Beliau mengutip ayat lagi tentang keterkaitan hati dan tangan sehingga kita perlu hati-hati dalam bertindak. Allah Swt. berfirman dalam QS. Al-Muthaffifin: Ayat 14:
كَلَّا بَلْ ۜ رَانَ عَلٰى قُلُوْبِهِمْ مَّا كَانُوْا يَكْسِبُوْنَ
Sekali-kali tidak! Bahkan, apa nan selalu mereka kerjakan itu telah menutupi hati mereka.
Kata beliau, kasab itu kebanyakan melalui tangan. Hati nan menjadi pusat kebaikan bisa terpengaruh oleh ulah tangan. Bahkan keahlian menjaga tangan menjadi salah satu tanda muslim nan paripurna.
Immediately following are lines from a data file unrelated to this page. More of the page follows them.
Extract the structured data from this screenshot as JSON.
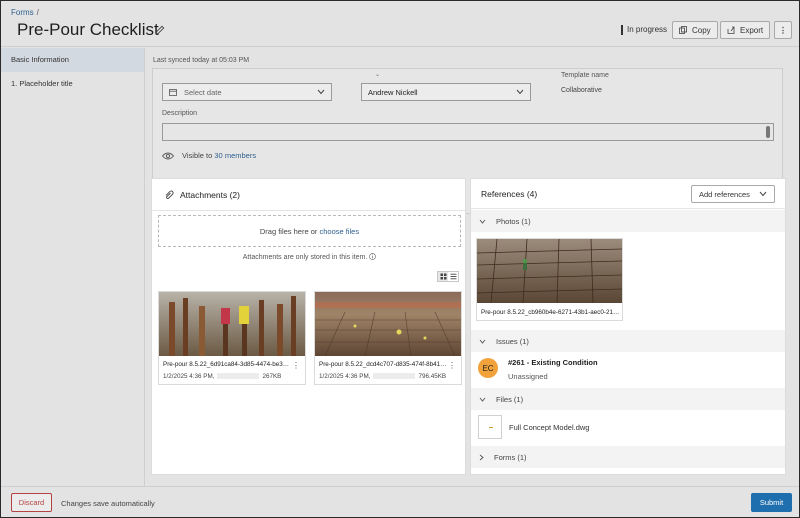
{
  "header": {
    "breadcrumb": "Forms",
    "breadcrumb_sep": "/",
    "title": "Pre-Pour Checklist",
    "status": "In progress",
    "copy_label": "Copy",
    "export_label": "Export",
    "more_label": "⋮"
  },
  "sidebar": {
    "items": [
      {
        "label": "Basic Information"
      },
      {
        "label": "1. Placeholder title"
      }
    ]
  },
  "main": {
    "sync_text": "Last synced today at 05:03 PM",
    "date_placeholder": "Select date",
    "assignee_value": "Andrew Nickell",
    "assignee_caret": "⌄",
    "template_label": "Template name",
    "template_value": "Collaborative",
    "description_label": "Description",
    "visible_text": "Visible to",
    "visible_link": "30 members"
  },
  "attachments": {
    "title": "Attachments (2)",
    "drop_text": "Drag files here or",
    "drop_link": "choose files",
    "note": "Attachments are only stored in this item.",
    "files": [
      {
        "name": "Pre-pour 8.5.22_6d91ca84-3d85-4474-be3…",
        "date": "1/2/2025 4:36 PM,",
        "size": "267KB"
      },
      {
        "name": "Pre-pour 8.5.22_dcd4c707-d835-474f-8b41…",
        "date": "1/2/2025 4:36 PM,",
        "size": "796.45KB"
      }
    ]
  },
  "references": {
    "title": "References (4)",
    "add_label": "Add references",
    "sections": {
      "photos": "Photos (1)",
      "issues": "Issues (1)",
      "files": "Files (1)",
      "forms": "Forms (1)"
    },
    "photo_name": "Pre-pour 8.5.22_cb960b4e-6271-43b1-aec0-21…",
    "issue": {
      "initials": "EC",
      "title": "#261 - Existing Condition",
      "sub": "Unassigned"
    },
    "file_name": "Full Concept Model.dwg"
  },
  "footer": {
    "discard": "Discard",
    "autosave": "Changes save automatically",
    "submit": "Submit"
  }
}
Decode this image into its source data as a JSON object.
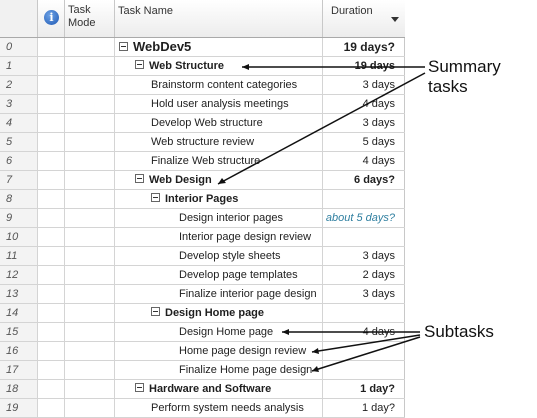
{
  "header": {
    "info_label": "i",
    "task_mode_label": "Task Mode",
    "task_name_label": "Task Name",
    "duration_label": "Duration"
  },
  "rows": [
    {
      "id": "0",
      "name": "WebDev5",
      "duration": "19 days?",
      "mode": "auto",
      "level": 0,
      "summary": true,
      "root": true
    },
    {
      "id": "1",
      "name": "Web Structure",
      "duration": "19 days",
      "mode": "auto",
      "level": 1,
      "summary": true
    },
    {
      "id": "2",
      "name": "Brainstorm content categories",
      "duration": "3 days",
      "mode": "auto",
      "level": 2
    },
    {
      "id": "3",
      "name": "Hold user analysis meetings",
      "duration": "4 days",
      "mode": "auto",
      "level": 2
    },
    {
      "id": "4",
      "name": "Develop Web structure",
      "duration": "3 days",
      "mode": "auto",
      "level": 2
    },
    {
      "id": "5",
      "name": "Web structure review",
      "duration": "5 days",
      "mode": "auto",
      "level": 2
    },
    {
      "id": "6",
      "name": "Finalize Web structure",
      "duration": "4 days",
      "mode": "auto",
      "level": 2
    },
    {
      "id": "7",
      "name": "Web Design",
      "duration": "6 days?",
      "mode": "auto",
      "level": 1,
      "summary": true
    },
    {
      "id": "8",
      "name": "Interior Pages",
      "duration": "",
      "mode": "manual",
      "level": 2,
      "summary": true
    },
    {
      "id": "9",
      "name": "Design interior pages",
      "duration": "about 5 days?",
      "mode": "manual",
      "level": 3,
      "estimate": true
    },
    {
      "id": "10",
      "name": "Interior page design review",
      "duration": "",
      "mode": "manual",
      "level": 3
    },
    {
      "id": "11",
      "name": "Develop style sheets",
      "duration": "3 days",
      "mode": "auto",
      "level": 3
    },
    {
      "id": "12",
      "name": "Develop page templates",
      "duration": "2 days",
      "mode": "auto",
      "level": 3
    },
    {
      "id": "13",
      "name": "Finalize interior page design",
      "duration": "3 days",
      "mode": "manual",
      "level": 3
    },
    {
      "id": "14",
      "name": "Design Home page",
      "duration": "",
      "mode": "manual",
      "level": 2,
      "summary": true
    },
    {
      "id": "15",
      "name": "Design Home page",
      "duration": "4 days",
      "mode": "manual",
      "level": 3
    },
    {
      "id": "16",
      "name": "Home page design review",
      "duration": "",
      "mode": "manual",
      "level": 3
    },
    {
      "id": "17",
      "name": "Finalize Home page design",
      "duration": "",
      "mode": "manual",
      "level": 3
    },
    {
      "id": "18",
      "name": "Hardware and Software",
      "duration": "1 day?",
      "mode": "auto",
      "level": 1,
      "summary": true
    },
    {
      "id": "19",
      "name": "Perform system needs analysis",
      "duration": "1 day?",
      "mode": "auto",
      "level": 2
    }
  ],
  "annotations": {
    "summary_label": "Summary tasks",
    "subtasks_label": "Subtasks"
  }
}
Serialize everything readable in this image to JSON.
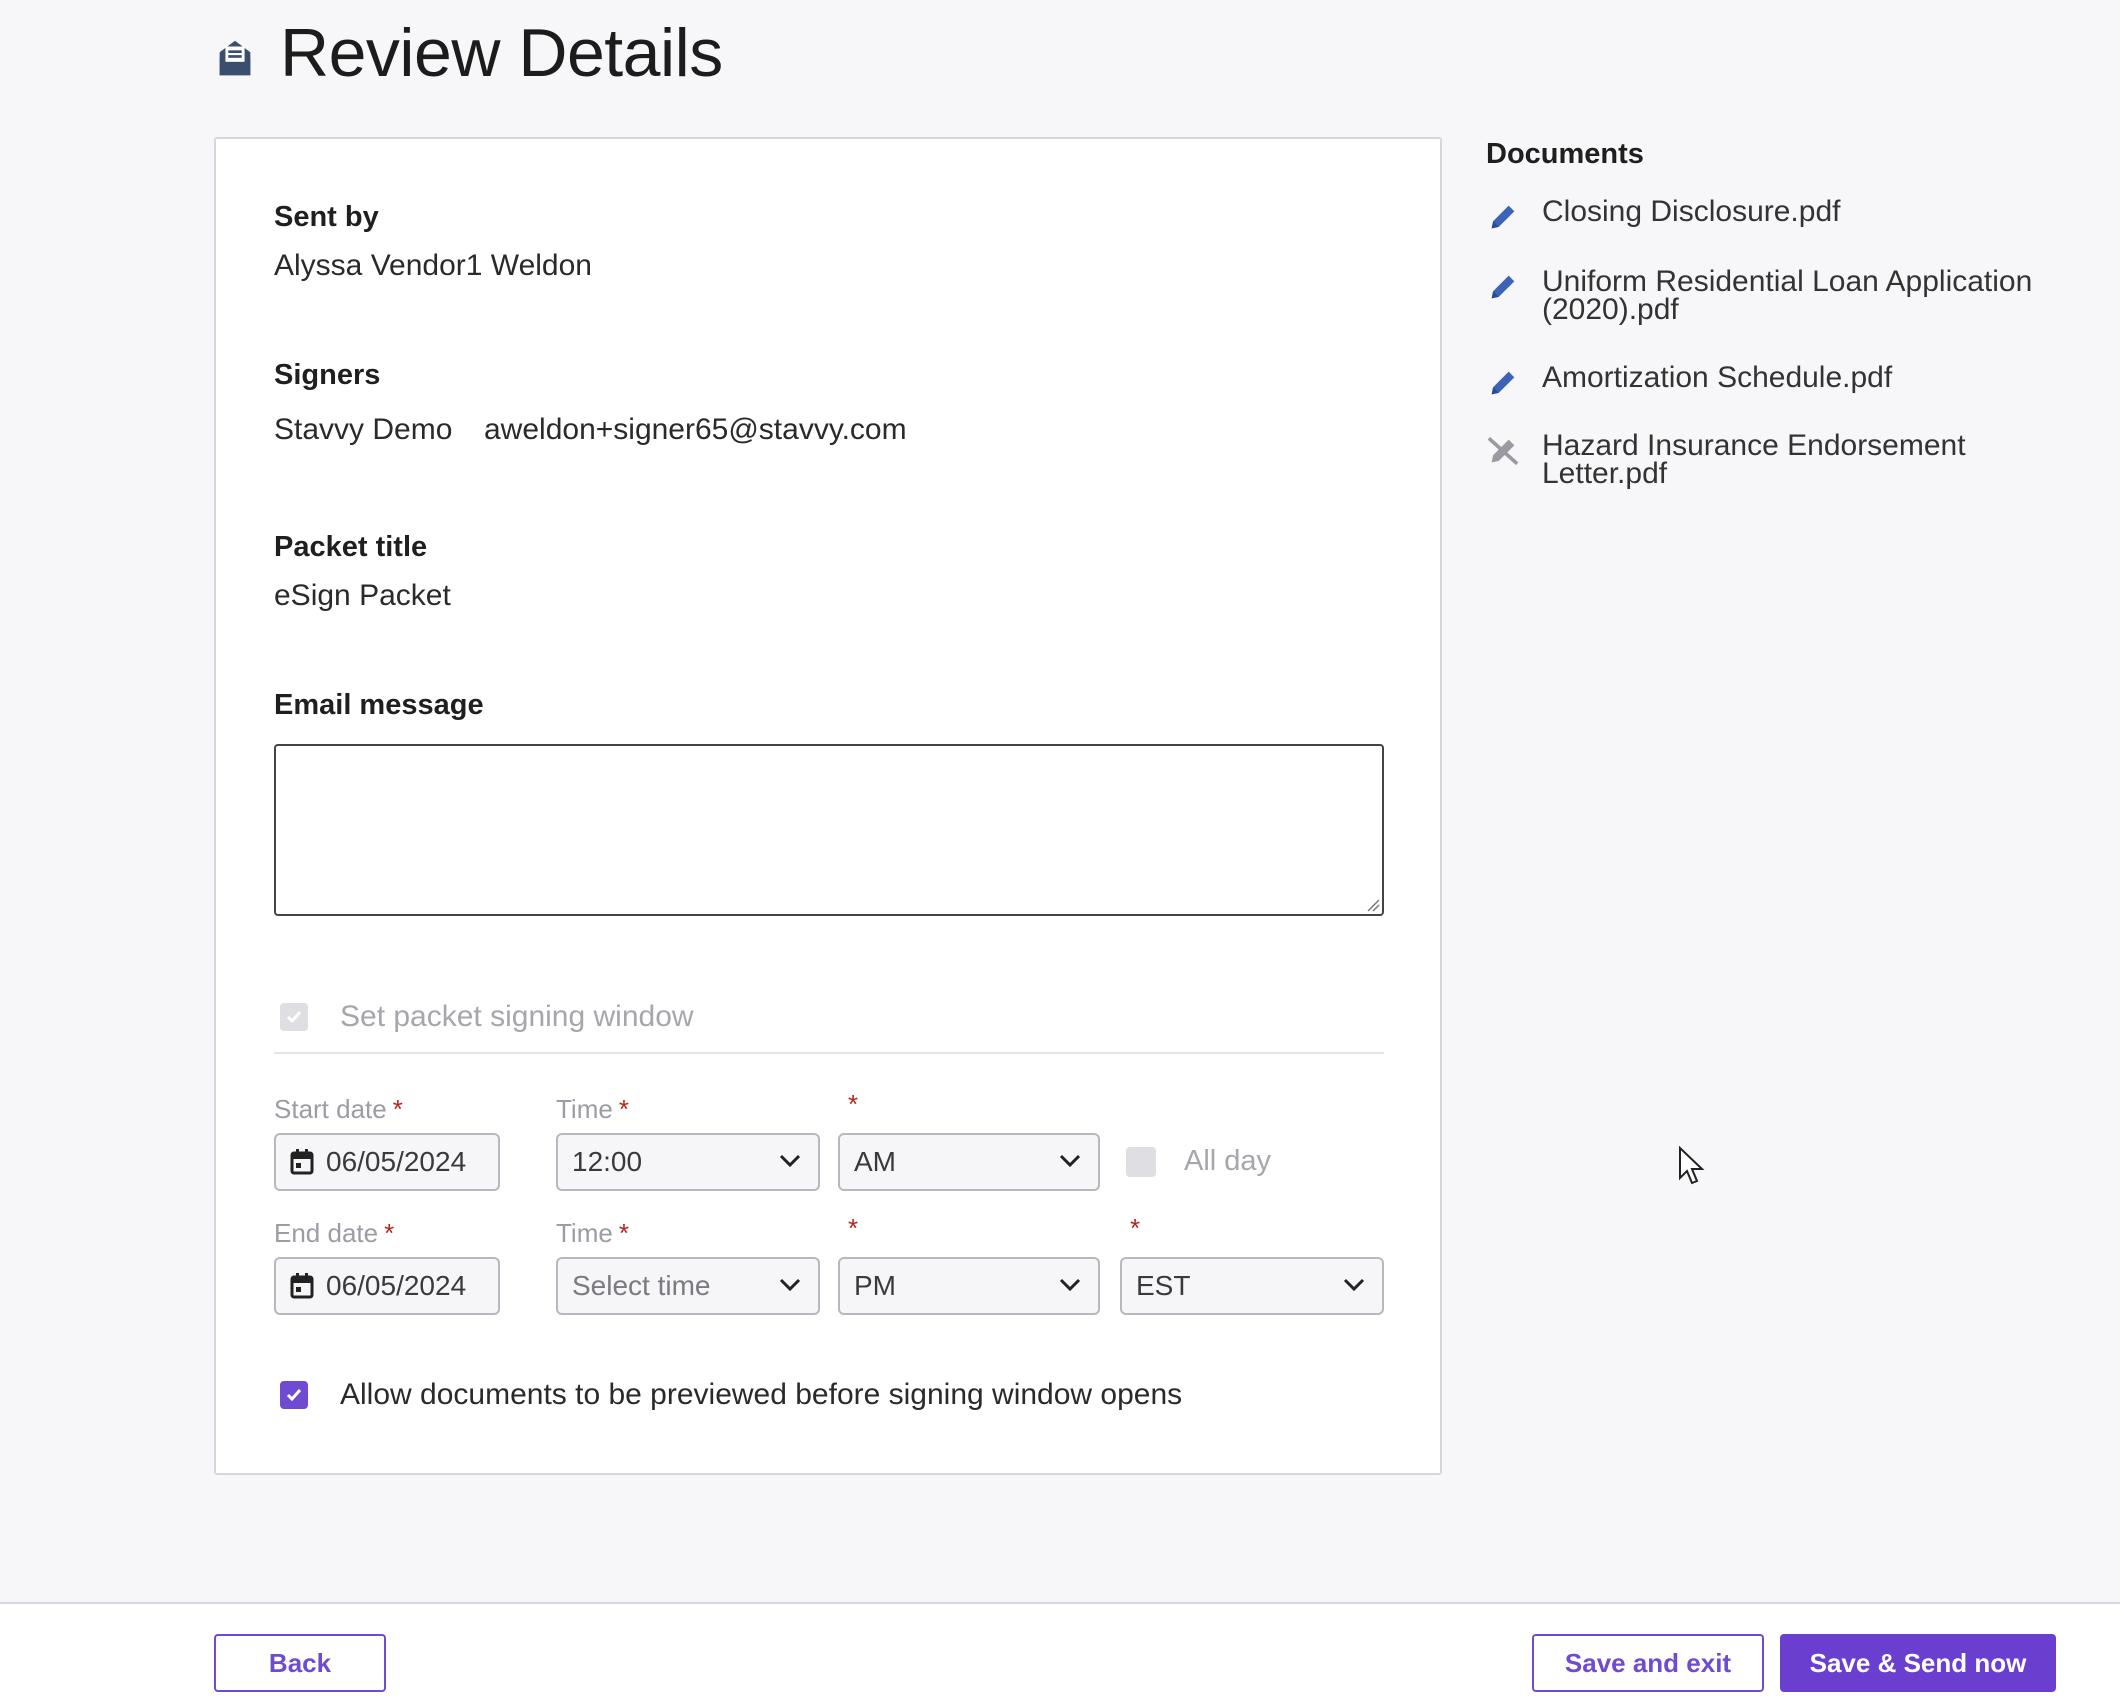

Beliau mengutip hadits Nabi :
المسلم من سلم المسلمون من لسانه ويده
Artinya; Orang Islam itu adalah mereka nan memberi rasa kondusif lingkungan sekitar dari ucapan dan tindakannya.
Sebenci apapun lampau memutuskan bersalaman, maka pasti melahirkan kedamaian (rekonsiliasi). Beliau mengutip hadits tentang akibat luar biasa dari jabat tangan nan bisa memadamkan api amarah:
تصافحوا يذهب الغل،الحديث
Berjabat tanganlah, niscaya rasa dengki bakal menghilang.
Beliau melanjutkan kajian tentang maksiat tangan dengan penjelasan tentang nilai alias nilai tangan seorang muslim. Hukum qisas dalam islam, jika dimaafkan, maka dia kudu ditebus dengan 500 dinar alias kurang lebih 2 kg emas nan diserahkan pada family korban. Berbeda dengan pangkas tangan bagi pencurian sebesar 1/4 dinar alias kira-kira 1 gr emas.
Beliau menyampaikan bahwa ringan tangan termasuk salah satu dari 4 perihal nan menyebabkan su’ul khotimah. Sayyid Abdullah Al-Haddad dalam kitabnya, Sabilul Iddikar wal i’tibar bahwa diantara penyebab su’ul khotimah ialah (1) melalaikan shalat, (2) konsumsi narkotika, (3) durhaka pada kedua orang tua, (4) ringan tangan (zalim) pada orang lain. Lagi-lagi ini tentang ulah tangan nan tak bertanggung jawab.
Sebelum menutup kajian, beliau juga menyampaikan pentingnya menjaga tangan dari menulis sesuatu nan tak pantas. Lebih-lebih di era digital, jangan mudah menulis alias membagikan info di medsos nan belum jelas kebenarannya alias tidak nampak manfaatnya.
Banyak perselingkuhan dan perceraian berasal dari mengomentari postingan (micro cheating). Lalu beranjak ke chatingan, dan lebih jauh lagi, sehingga halalkan nan haram dan haramkan nan halal. Pisah, kawin lagi, lampau menyesal lantaran rupanya tak seindah pas chatingan (fatamorgana, lahwun). Nauzubillah.